The former Lancashire detective, now Police Commissioner in the Cayman Islands, was hailed by locals as a crimefighting champion after he captured three suspected robbers single-handed on New Year’s Day – hours after being awarded the MBE.

But now it has been revealed Mr Baines, 53, is being 
investigated by his own force for the way he ran over one of the men and pinned the other two against a fence with his car.

The injured man, who has since appeared in court on a hospital stretcher, is said to have suffered multiple injuries after being crushed under the police chief’s unmarked vehicle. It took rescue worker two hours to free him.
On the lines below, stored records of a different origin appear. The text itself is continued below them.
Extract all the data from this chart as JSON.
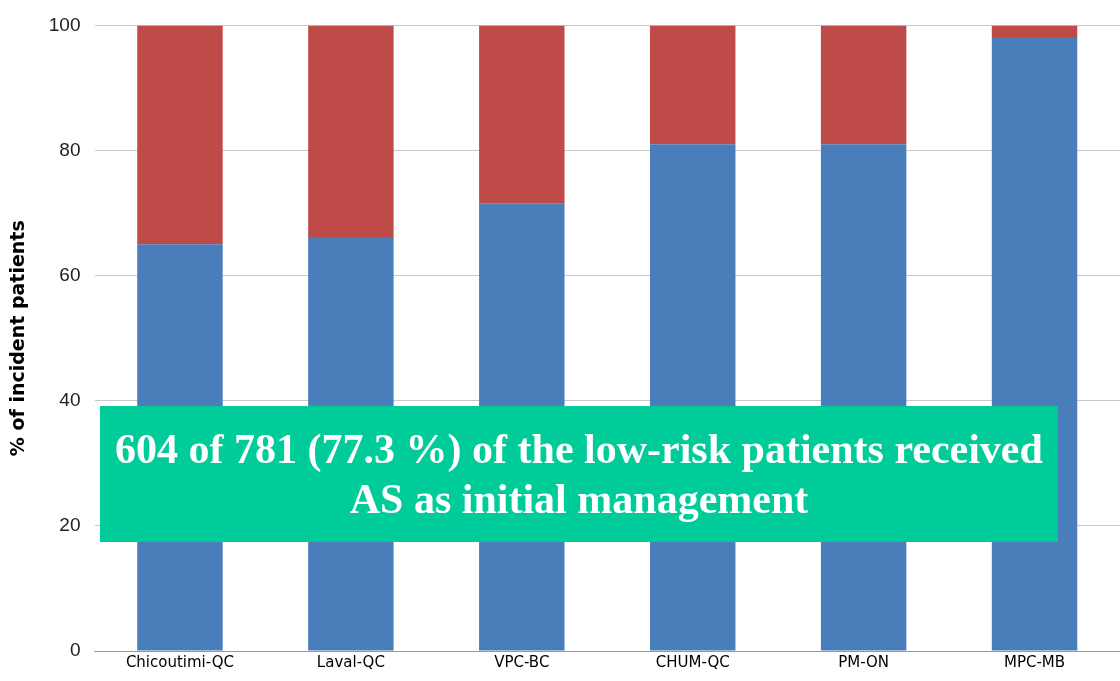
{
  "chart_data": {
    "type": "bar",
    "stacked": true,
    "ylabel": "% of incident patients",
    "categories": [
      "Chicoutimi-QC",
      "Laval-QC",
      "VPC-BC",
      "CHUM-QC",
      "PM-ON",
      "MPC-MB"
    ],
    "series": [
      {
        "color": "#4a7ebb",
        "values": [
          65,
          66,
          71.5,
          81,
          81,
          98
        ]
      },
      {
        "color": "#be4b48",
        "values": [
          35,
          34,
          28.5,
          19,
          19,
          2
        ]
      }
    ],
    "ylim": [
      0,
      100
    ],
    "yticks": [
      0,
      20,
      40,
      60,
      80,
      100
    ],
    "grid": "y",
    "annotations": [
      "604 of 781 (77.3 %) of the low-risk patients received AS as initial management"
    ]
  }
}
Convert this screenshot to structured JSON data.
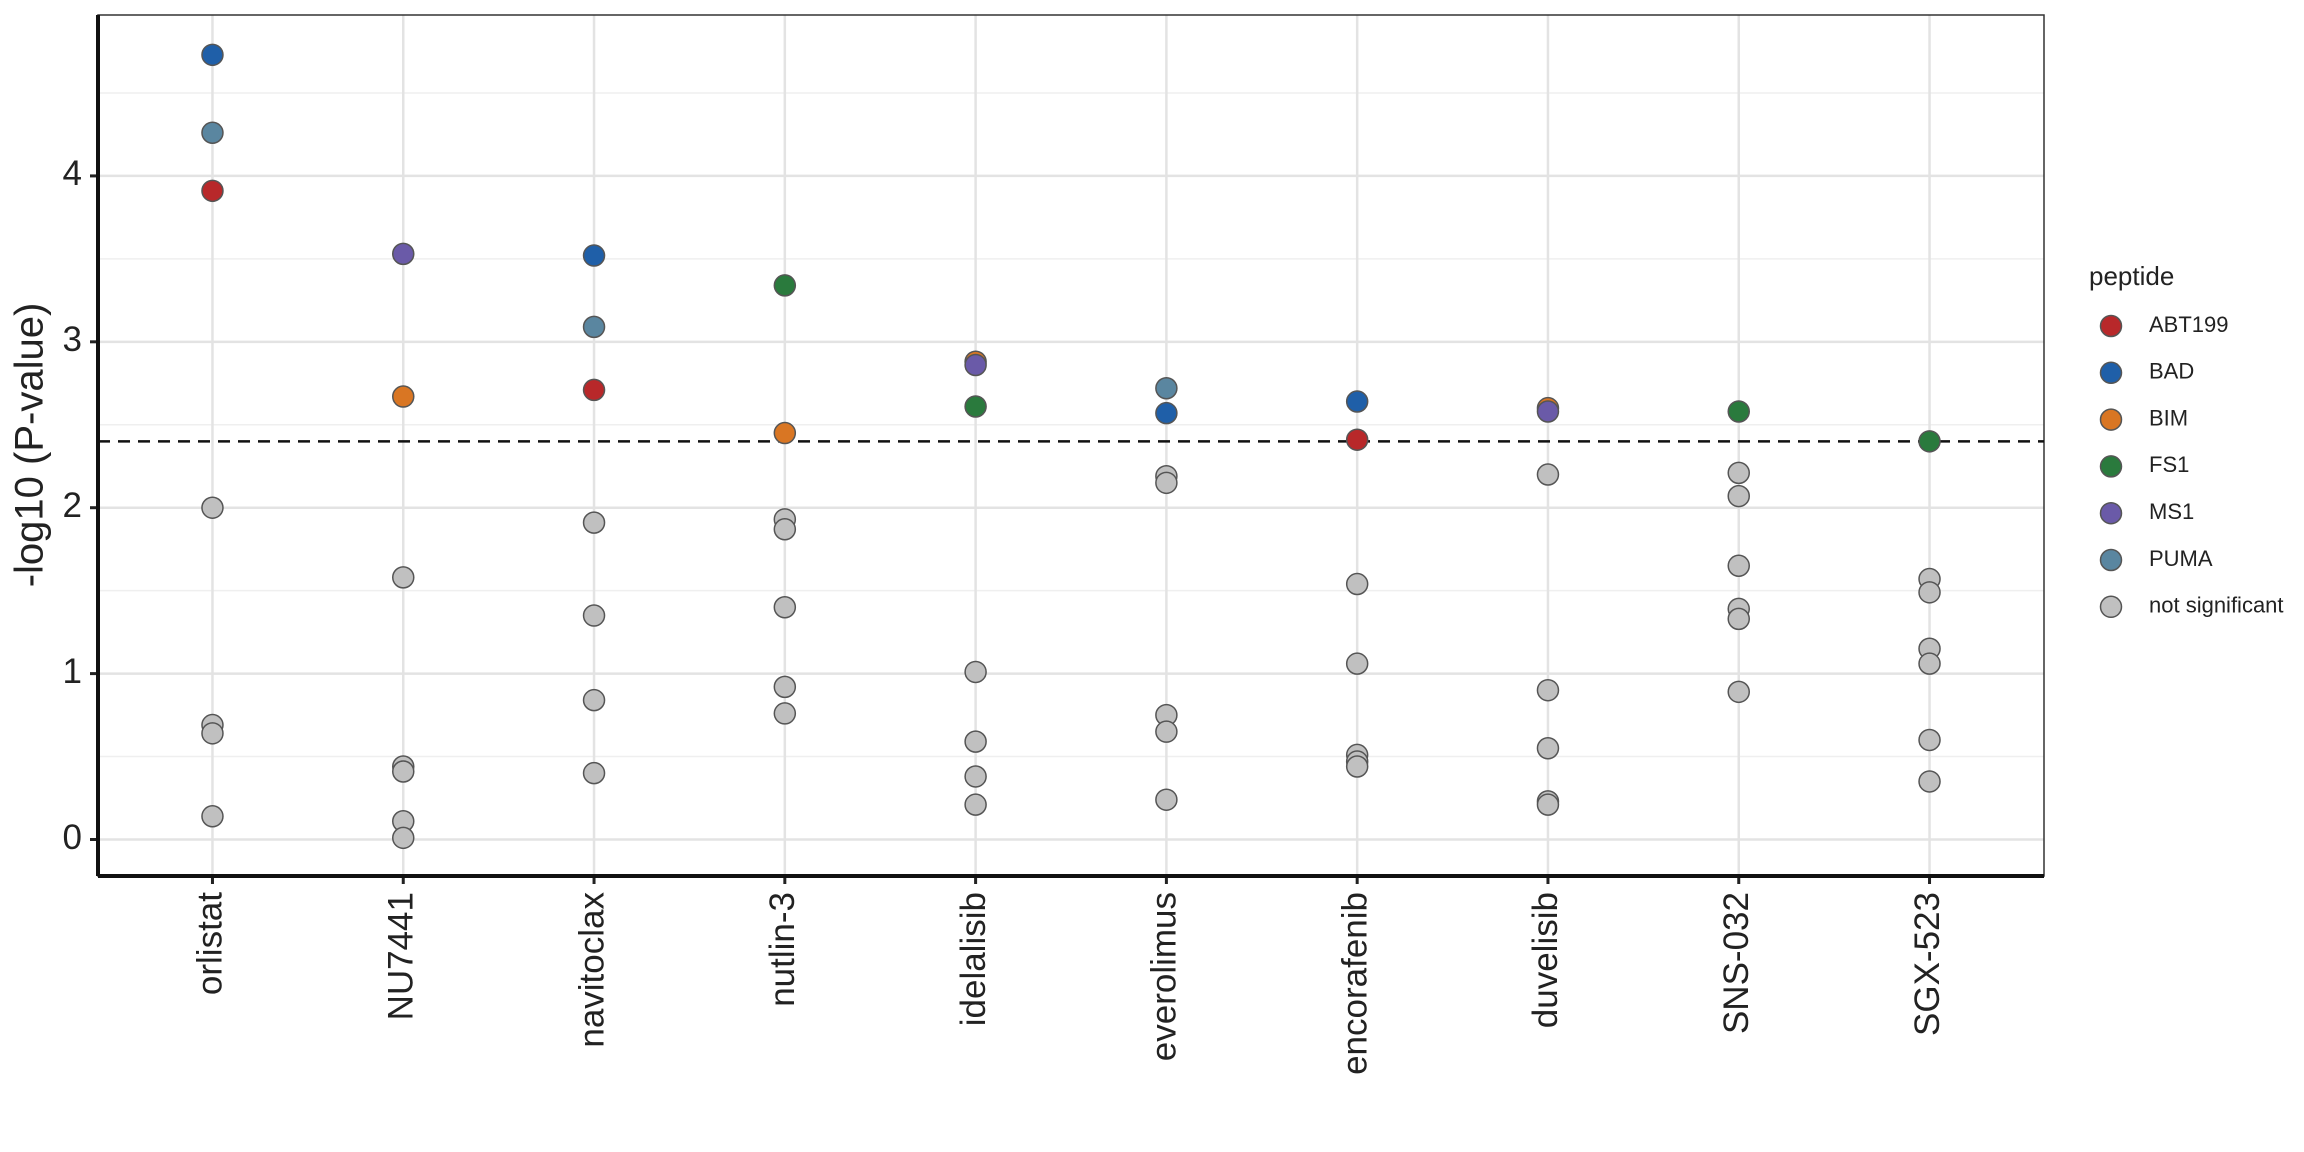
{
  "chart_data": {
    "type": "scatter",
    "y_label": "-log10 (P-value)",
    "categories": [
      "orlistat",
      "NU7441",
      "navitoclax",
      "nutlin-3",
      "idelalisib",
      "everolimus",
      "encorafenib",
      "duvelisib",
      "SNS-032",
      "SGX-523"
    ],
    "ylim": [
      -0.22,
      4.97
    ],
    "yticks": [
      0,
      1,
      2,
      3,
      4
    ],
    "grid": true,
    "hline": 2.4,
    "legend_title": "peptide",
    "legend_position": "right",
    "series": [
      {
        "name": "ABT199",
        "color": "#b8282a",
        "x": [
          "orlistat",
          "navitoclax",
          "encorafenib"
        ],
        "values": [
          3.91,
          2.71,
          2.41
        ]
      },
      {
        "name": "BAD",
        "color": "#1f5fa8",
        "x": [
          "orlistat",
          "navitoclax",
          "everolimus",
          "encorafenib"
        ],
        "values": [
          4.73,
          3.52,
          2.57,
          2.64
        ]
      },
      {
        "name": "BIM",
        "color": "#d97623",
        "x": [
          "NU7441",
          "nutlin-3",
          "idelalisib",
          "duvelisib"
        ],
        "values": [
          2.67,
          2.45,
          2.88,
          2.6
        ]
      },
      {
        "name": "FS1",
        "color": "#2a7a3d",
        "x": [
          "nutlin-3",
          "idelalisib",
          "SNS-032",
          "SGX-523"
        ],
        "values": [
          3.34,
          2.61,
          2.58,
          2.4
        ]
      },
      {
        "name": "MS1",
        "color": "#6a5aa8",
        "x": [
          "NU7441",
          "idelalisib",
          "duvelisib"
        ],
        "values": [
          3.53,
          2.86,
          2.58
        ]
      },
      {
        "name": "PUMA",
        "color": "#5a86a0",
        "x": [
          "orlistat",
          "navitoclax",
          "everolimus"
        ],
        "values": [
          4.26,
          3.09,
          2.72
        ]
      },
      {
        "name": "not significant",
        "color": "#c0c0c0",
        "x": [
          "orlistat",
          "orlistat",
          "orlistat",
          "orlistat",
          "NU7441",
          "NU7441",
          "NU7441",
          "NU7441",
          "NU7441",
          "navitoclax",
          "navitoclax",
          "navitoclax",
          "navitoclax",
          "nutlin-3",
          "nutlin-3",
          "nutlin-3",
          "nutlin-3",
          "nutlin-3",
          "idelalisib",
          "idelalisib",
          "idelalisib",
          "idelalisib",
          "everolimus",
          "everolimus",
          "everolimus",
          "everolimus",
          "everolimus",
          "encorafenib",
          "encorafenib",
          "encorafenib",
          "encorafenib",
          "encorafenib",
          "duvelisib",
          "duvelisib",
          "duvelisib",
          "duvelisib",
          "duvelisib",
          "SNS-032",
          "SNS-032",
          "SNS-032",
          "SNS-032",
          "SNS-032",
          "SNS-032",
          "SGX-523",
          "SGX-523",
          "SGX-523",
          "SGX-523",
          "SGX-523",
          "SGX-523"
        ],
        "values": [
          2.0,
          0.69,
          0.64,
          0.14,
          1.58,
          0.44,
          0.41,
          0.11,
          0.01,
          1.91,
          1.35,
          0.84,
          0.4,
          1.93,
          1.87,
          1.4,
          0.92,
          0.76,
          1.01,
          0.59,
          0.38,
          0.21,
          2.19,
          2.15,
          0.75,
          0.65,
          0.24,
          1.54,
          1.06,
          0.51,
          0.47,
          0.44,
          2.2,
          0.9,
          0.55,
          0.23,
          0.21,
          2.21,
          2.07,
          1.65,
          1.39,
          1.33,
          0.89,
          1.57,
          1.49,
          1.15,
          1.06,
          0.6,
          0.35
        ]
      }
    ]
  }
}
Almost three months after the arrest, suspect Jonathan Ramoon, 35, is still reported to be receiving treatment for injuries to both legs, hip, upper body and arm.

In his last court appearance two weeks ago, he arrived for the hearing in a wheelchair to answer charges of robbery and possessing a firearm.
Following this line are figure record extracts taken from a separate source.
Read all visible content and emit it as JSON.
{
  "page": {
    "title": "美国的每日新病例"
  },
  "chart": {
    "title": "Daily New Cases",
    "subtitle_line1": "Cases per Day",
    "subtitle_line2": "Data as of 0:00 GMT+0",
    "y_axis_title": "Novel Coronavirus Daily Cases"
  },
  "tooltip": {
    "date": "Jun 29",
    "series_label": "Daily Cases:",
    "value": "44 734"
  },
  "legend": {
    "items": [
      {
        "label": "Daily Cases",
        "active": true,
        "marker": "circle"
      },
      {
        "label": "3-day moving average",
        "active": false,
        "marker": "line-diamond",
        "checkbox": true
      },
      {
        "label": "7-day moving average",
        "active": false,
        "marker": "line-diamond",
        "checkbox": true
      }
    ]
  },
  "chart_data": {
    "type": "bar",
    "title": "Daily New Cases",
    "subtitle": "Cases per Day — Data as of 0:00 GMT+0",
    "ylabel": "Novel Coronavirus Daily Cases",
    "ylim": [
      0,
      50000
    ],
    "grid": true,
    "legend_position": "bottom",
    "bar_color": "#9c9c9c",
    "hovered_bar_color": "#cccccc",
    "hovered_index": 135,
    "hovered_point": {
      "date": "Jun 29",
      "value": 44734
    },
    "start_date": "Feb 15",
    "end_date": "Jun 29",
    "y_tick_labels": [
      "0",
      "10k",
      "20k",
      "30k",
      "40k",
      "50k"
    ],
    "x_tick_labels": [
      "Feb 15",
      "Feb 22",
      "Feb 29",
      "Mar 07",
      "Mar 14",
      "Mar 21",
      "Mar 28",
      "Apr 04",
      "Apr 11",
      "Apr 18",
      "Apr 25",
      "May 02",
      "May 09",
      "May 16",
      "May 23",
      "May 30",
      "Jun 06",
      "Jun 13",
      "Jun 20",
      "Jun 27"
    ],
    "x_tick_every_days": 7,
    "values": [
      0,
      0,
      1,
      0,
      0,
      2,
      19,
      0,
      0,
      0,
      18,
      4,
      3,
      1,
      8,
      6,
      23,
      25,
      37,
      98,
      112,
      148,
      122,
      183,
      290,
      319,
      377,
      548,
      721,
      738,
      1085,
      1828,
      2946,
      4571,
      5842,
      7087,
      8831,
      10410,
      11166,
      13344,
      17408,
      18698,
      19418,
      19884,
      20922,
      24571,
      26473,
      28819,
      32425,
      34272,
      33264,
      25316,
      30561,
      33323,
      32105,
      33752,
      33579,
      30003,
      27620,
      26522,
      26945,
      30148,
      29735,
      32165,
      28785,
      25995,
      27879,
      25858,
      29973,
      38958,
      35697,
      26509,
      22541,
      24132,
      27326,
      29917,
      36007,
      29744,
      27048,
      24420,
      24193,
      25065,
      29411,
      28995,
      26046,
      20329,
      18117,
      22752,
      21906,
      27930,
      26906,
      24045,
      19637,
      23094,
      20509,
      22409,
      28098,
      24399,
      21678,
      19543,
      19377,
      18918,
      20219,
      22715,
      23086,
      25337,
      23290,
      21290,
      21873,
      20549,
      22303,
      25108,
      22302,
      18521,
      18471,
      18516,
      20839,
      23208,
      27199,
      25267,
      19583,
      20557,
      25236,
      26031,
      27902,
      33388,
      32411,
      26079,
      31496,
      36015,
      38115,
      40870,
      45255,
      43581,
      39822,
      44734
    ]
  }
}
A source in the Caribbean paradise told the Lancashire Evening Post an internal investigation was “normal procedure” in such 
cases where a suspect suffers injury 
during an arrest or a period of 

But there are now claims the police may not have 
followed the usual protocol in Commissioner Baines’s case because he was not breath-tested at the time.

The drama unfolded at breakfast-time on January 1 as the off-duty commissioner was sitting in his Chevrolet 4x4 vehicle on the quayside of the capital George Town, waiting for the arrival of an old friend from Preston, former Det Supt Bob Helm, on a cruise ship.

Mr Baines sprang into action when he saw three men flee from the jewellery store opposite, one of them carrying a handgun.

As they jumped into a getaway car, the chief crashed his vehicle into it to block their escape.

When they leapt from the vehicle and tried to escape on foot he gave chase in his car, trapping two of them against a fence until passersby could help him make an arrest.

“I did my job – it’s as simple as that,” said Mr Baines, as witnesses congratulated their hero police chief with an impromptu round of applause in the street. “I only did what I would expect any officer of the Royal Cayman Islands Police Service to do.

“I went after them and hit two of the guys up against the fence. The third one somehow slipped beneath my car and was trapped. I am told he’s OK, nothing life-threatening.”

The Preston-born cop took up the role of Commissioner in 2009 after a distinguished 31-year police career in the North of England.

He began as a cadet with Lancashire as a 16-year-old and moved into CID six years later.

He became a chief inspector, working in Special Branch and in counter-terrorism before joining Greater Manchester Police.

He joined Cheshire Constabulary in 2005 as assistant chief constable.

Commissioner Baines had his four-year contract in the Cayman Islands renewed in April last year.

The chief has publicly commented that the use of force by any police officer has to be necessary, justified and proportionate, whatever the context and circumstances.

As a result, he said, he was assisting the investigating and would continue to do so until a decision has been made about whether or not the force he used was proportionate.